Pensemos en los celos. En un tiempo como el nuestro, en que las relaciones sexuales son tan fáciles y la infidelidad está a la orden del día, los celos se han convertido en una plaga. Proclamamos la libertad sexual y el sexo sin compromiso y amor, pero nos morimos de celos por si nuestra pareja nos está engañando. Miradas, palabras, gestos, mensajes… hacen que los celos nos consuman por dentro hasta el punto de convertirse en una obsesión invencible que no somos capaces de quitarnos de encima, sobre todo, si ya antes nos han engañado. Nada de lo que pueda hacer o decir el otro es suficiente, no acabamos de fiarnos. ¿Por qué? ¿Y si el amor, la sexualidad y el compromiso sí que tienen que ver y nosotros lo hemos separado artificialmente? ¿Y si lo que nos parece tan normal y natural en nuestra época no lo es? ¿Y si todo lo que estoy diciendo es síntoma de algo que no estamos haciendo bien?

Si reducimos el sexo a un bien de consumo, ¿no puede darse un desequilibrio en una relación que lleve a que una de las dos personas se haga mucho daño?

Recapitulemos un poco

Los valores tradicionales que vinculaban la sexualidad con el amor, el compromiso y la fecundidad han volado por los aires. En vez de eso, se ha dado a la sexualidad tres significados distintos y desconectados entre sí: “te quiero mucho”, “quiero disfrutar contigo” y “quiero tener un hijo contigo”.

Esos significados han desvinculado la sexualidad de la fecundidad, del matrimonio y, finalmente, del amor. Supuestamente, según la teoría de la revolución sexual, esto habría llevado a vivir la sexualidad de una manera plena, sin tabúes, de un modo liberado e incondicionado. Pero ¿realmente ha sucedido así?

Miremos a nuestro alrededor.

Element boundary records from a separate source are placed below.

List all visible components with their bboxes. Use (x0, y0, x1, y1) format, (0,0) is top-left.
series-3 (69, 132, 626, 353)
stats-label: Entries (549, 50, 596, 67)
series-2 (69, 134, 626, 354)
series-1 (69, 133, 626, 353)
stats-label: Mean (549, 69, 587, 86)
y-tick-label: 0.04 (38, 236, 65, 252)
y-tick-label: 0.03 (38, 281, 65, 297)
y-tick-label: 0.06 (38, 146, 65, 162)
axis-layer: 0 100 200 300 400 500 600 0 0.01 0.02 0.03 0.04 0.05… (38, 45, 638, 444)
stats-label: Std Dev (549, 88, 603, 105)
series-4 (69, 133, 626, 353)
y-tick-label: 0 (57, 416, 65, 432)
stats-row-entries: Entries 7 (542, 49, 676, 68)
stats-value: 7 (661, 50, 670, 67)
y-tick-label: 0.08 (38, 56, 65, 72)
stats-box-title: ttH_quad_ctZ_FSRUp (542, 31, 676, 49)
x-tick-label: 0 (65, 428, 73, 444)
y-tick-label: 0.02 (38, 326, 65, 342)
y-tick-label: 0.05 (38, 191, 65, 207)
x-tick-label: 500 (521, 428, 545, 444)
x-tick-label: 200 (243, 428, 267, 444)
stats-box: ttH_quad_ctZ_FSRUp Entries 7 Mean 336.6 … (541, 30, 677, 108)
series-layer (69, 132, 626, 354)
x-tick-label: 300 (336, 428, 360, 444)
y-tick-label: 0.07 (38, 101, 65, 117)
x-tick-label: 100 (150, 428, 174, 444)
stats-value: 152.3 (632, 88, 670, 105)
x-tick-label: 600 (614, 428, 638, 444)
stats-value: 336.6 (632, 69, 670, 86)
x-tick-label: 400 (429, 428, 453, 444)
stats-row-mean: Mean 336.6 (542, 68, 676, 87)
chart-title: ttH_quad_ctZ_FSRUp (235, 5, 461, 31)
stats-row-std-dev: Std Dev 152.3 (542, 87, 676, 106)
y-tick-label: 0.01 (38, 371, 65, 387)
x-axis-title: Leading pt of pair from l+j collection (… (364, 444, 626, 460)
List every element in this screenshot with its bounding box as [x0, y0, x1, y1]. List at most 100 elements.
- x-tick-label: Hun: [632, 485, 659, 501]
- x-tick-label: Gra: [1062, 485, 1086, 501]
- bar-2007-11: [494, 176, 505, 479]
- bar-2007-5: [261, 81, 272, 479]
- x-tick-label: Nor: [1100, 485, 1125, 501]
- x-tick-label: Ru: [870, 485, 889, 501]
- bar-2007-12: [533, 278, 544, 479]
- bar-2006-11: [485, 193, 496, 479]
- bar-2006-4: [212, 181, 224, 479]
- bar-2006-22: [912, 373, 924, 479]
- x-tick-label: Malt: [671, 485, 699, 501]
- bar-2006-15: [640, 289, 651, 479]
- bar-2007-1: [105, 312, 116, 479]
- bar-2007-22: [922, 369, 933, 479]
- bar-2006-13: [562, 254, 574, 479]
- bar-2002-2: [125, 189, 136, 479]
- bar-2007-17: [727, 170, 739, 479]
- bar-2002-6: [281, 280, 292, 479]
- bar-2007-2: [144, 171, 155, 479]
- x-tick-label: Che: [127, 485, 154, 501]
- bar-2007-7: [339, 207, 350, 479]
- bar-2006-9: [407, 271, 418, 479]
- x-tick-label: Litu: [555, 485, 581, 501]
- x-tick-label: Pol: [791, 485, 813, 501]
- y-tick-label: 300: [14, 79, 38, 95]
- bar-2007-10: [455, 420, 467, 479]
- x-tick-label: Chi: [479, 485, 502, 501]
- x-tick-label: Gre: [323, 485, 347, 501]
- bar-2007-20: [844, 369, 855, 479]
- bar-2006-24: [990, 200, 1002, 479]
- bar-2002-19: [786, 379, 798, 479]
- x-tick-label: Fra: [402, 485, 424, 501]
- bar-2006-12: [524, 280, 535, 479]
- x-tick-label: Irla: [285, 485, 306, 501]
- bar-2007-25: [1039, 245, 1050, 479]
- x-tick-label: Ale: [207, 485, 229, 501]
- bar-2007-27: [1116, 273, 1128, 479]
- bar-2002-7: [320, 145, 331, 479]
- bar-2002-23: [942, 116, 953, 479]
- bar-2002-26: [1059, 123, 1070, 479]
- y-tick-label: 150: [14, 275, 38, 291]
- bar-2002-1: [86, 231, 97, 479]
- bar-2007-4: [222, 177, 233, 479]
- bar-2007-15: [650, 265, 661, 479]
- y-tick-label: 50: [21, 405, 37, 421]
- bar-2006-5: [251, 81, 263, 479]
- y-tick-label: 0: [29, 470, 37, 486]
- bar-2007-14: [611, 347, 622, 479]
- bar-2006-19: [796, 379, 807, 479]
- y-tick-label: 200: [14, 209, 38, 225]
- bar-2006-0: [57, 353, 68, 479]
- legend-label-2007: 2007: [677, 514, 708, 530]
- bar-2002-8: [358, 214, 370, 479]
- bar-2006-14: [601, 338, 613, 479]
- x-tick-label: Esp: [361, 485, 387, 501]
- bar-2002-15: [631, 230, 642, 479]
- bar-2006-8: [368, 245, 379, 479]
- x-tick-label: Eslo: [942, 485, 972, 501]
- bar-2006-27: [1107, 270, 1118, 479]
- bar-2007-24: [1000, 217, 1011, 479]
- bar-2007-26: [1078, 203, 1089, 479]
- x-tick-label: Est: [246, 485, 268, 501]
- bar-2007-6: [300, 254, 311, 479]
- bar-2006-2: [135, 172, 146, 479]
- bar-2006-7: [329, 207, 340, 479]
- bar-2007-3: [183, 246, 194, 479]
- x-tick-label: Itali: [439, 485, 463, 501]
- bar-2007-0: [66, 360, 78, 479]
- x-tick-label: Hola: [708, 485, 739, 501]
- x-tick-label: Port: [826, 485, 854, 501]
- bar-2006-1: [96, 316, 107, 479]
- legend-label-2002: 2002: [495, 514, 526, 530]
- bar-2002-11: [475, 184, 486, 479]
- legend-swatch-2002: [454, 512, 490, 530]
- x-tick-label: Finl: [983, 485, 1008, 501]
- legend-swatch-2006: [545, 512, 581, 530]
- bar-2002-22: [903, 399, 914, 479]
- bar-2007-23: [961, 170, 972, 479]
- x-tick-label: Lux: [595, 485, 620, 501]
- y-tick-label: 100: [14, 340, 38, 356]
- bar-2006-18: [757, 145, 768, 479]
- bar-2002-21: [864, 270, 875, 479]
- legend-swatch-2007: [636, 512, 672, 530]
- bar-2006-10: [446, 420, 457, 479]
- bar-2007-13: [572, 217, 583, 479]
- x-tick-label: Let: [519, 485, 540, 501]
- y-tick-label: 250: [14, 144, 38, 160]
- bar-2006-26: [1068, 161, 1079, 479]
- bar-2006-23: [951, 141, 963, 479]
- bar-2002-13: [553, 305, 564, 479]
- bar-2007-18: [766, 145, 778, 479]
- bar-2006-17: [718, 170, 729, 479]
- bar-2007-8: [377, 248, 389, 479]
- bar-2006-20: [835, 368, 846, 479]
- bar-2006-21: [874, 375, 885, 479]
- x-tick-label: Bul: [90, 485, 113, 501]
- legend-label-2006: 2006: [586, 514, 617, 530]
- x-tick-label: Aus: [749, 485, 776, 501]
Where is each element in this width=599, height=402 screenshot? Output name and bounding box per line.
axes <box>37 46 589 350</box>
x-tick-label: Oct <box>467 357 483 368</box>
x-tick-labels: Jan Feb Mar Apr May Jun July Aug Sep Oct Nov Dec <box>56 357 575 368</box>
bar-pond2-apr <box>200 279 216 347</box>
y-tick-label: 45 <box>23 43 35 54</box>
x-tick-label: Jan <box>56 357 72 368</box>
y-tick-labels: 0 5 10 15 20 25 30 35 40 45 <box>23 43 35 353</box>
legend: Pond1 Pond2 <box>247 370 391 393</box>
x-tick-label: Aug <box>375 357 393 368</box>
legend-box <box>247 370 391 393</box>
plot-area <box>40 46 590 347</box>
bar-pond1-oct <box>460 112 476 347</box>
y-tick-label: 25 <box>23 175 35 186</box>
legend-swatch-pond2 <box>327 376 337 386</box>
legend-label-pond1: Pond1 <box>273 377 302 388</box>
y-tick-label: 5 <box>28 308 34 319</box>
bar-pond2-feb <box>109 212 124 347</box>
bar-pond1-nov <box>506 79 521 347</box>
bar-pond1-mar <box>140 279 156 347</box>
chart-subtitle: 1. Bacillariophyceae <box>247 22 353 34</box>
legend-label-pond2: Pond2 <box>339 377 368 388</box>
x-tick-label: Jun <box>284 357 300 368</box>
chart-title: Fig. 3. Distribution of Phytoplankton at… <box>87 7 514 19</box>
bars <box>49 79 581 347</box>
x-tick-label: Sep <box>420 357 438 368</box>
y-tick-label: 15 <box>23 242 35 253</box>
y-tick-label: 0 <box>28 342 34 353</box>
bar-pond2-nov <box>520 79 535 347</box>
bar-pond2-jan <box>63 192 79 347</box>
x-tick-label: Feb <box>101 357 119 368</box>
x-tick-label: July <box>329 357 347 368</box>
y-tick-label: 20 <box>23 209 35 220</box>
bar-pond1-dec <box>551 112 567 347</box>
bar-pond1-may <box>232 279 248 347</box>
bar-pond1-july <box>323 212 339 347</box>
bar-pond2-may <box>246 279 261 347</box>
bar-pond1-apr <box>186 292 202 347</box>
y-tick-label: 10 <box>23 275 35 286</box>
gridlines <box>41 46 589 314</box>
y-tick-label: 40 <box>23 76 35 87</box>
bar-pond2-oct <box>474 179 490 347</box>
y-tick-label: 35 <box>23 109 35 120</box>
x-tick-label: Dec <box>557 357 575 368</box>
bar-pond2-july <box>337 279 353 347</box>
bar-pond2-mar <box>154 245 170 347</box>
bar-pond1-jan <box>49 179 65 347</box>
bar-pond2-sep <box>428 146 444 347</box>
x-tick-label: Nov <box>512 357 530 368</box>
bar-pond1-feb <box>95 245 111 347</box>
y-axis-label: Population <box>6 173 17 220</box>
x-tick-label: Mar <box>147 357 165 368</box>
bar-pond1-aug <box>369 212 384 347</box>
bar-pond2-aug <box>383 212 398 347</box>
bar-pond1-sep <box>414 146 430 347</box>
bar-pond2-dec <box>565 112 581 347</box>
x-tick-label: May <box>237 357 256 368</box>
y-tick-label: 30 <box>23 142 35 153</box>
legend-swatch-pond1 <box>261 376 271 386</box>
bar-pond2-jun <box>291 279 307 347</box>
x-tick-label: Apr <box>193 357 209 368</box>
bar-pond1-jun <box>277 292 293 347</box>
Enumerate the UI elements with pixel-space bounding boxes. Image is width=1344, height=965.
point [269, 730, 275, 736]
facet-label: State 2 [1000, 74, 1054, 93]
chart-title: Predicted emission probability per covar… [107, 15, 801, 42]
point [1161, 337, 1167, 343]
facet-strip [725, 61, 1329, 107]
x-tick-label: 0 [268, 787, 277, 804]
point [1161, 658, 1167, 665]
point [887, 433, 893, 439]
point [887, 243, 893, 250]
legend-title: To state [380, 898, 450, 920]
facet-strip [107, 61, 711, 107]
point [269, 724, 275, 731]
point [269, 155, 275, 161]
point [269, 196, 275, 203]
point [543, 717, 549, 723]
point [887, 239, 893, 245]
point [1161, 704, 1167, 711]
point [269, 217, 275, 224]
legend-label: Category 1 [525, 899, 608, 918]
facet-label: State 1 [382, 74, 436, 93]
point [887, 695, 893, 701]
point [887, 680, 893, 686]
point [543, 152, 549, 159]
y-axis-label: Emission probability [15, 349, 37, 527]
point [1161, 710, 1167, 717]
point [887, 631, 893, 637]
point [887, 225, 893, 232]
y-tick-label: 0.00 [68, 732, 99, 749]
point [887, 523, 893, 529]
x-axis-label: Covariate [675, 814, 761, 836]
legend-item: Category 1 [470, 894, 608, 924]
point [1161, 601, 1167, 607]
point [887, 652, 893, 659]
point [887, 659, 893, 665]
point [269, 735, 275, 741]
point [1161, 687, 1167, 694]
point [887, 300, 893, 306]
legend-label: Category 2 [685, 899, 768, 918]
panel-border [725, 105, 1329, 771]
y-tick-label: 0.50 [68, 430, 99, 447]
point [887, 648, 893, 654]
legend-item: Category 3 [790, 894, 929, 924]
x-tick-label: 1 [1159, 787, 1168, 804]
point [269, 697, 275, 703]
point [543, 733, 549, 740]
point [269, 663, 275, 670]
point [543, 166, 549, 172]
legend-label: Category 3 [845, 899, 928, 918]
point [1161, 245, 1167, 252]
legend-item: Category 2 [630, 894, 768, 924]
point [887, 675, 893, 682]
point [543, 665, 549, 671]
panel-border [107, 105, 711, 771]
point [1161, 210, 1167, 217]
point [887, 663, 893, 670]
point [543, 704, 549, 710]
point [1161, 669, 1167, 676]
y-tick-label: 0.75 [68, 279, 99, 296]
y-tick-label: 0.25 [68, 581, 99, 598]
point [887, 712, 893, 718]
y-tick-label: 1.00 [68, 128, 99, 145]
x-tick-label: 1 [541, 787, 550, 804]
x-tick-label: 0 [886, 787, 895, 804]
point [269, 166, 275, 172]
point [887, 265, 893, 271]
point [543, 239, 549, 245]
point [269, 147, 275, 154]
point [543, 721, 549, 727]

No podemos negar una serie de realidades que se están dando en las relaciones sentimentales: infidelidades, abusos, engaños, manipulación, frustración, heridas emocionales, rabia, resentimiento, celos, violencia, embarazos no deseados, aborto, enfermedades de transmisión sexual, venganza…

Nuestro cuerpo y nuestra alma nos están diciendo que algo no marcha, que algo no está bien. Las noticias de cada día nos alertan de que algo no encaja. Y, sin embargo, la sociedad entera se conforma con responder: “¡Miremos a otro lado, sigamos adelante, este es el camino correcto! ¡Hemos dejado atrás por fin una sexualidad esclava y la hemos liberado! ¡Sigamos viviendo así, sin pensar demasiado!”.

Jesús María Silva Castignani es autor, entre otros libros, de ‘Sexo: cuándo y por qué’ (Palabra).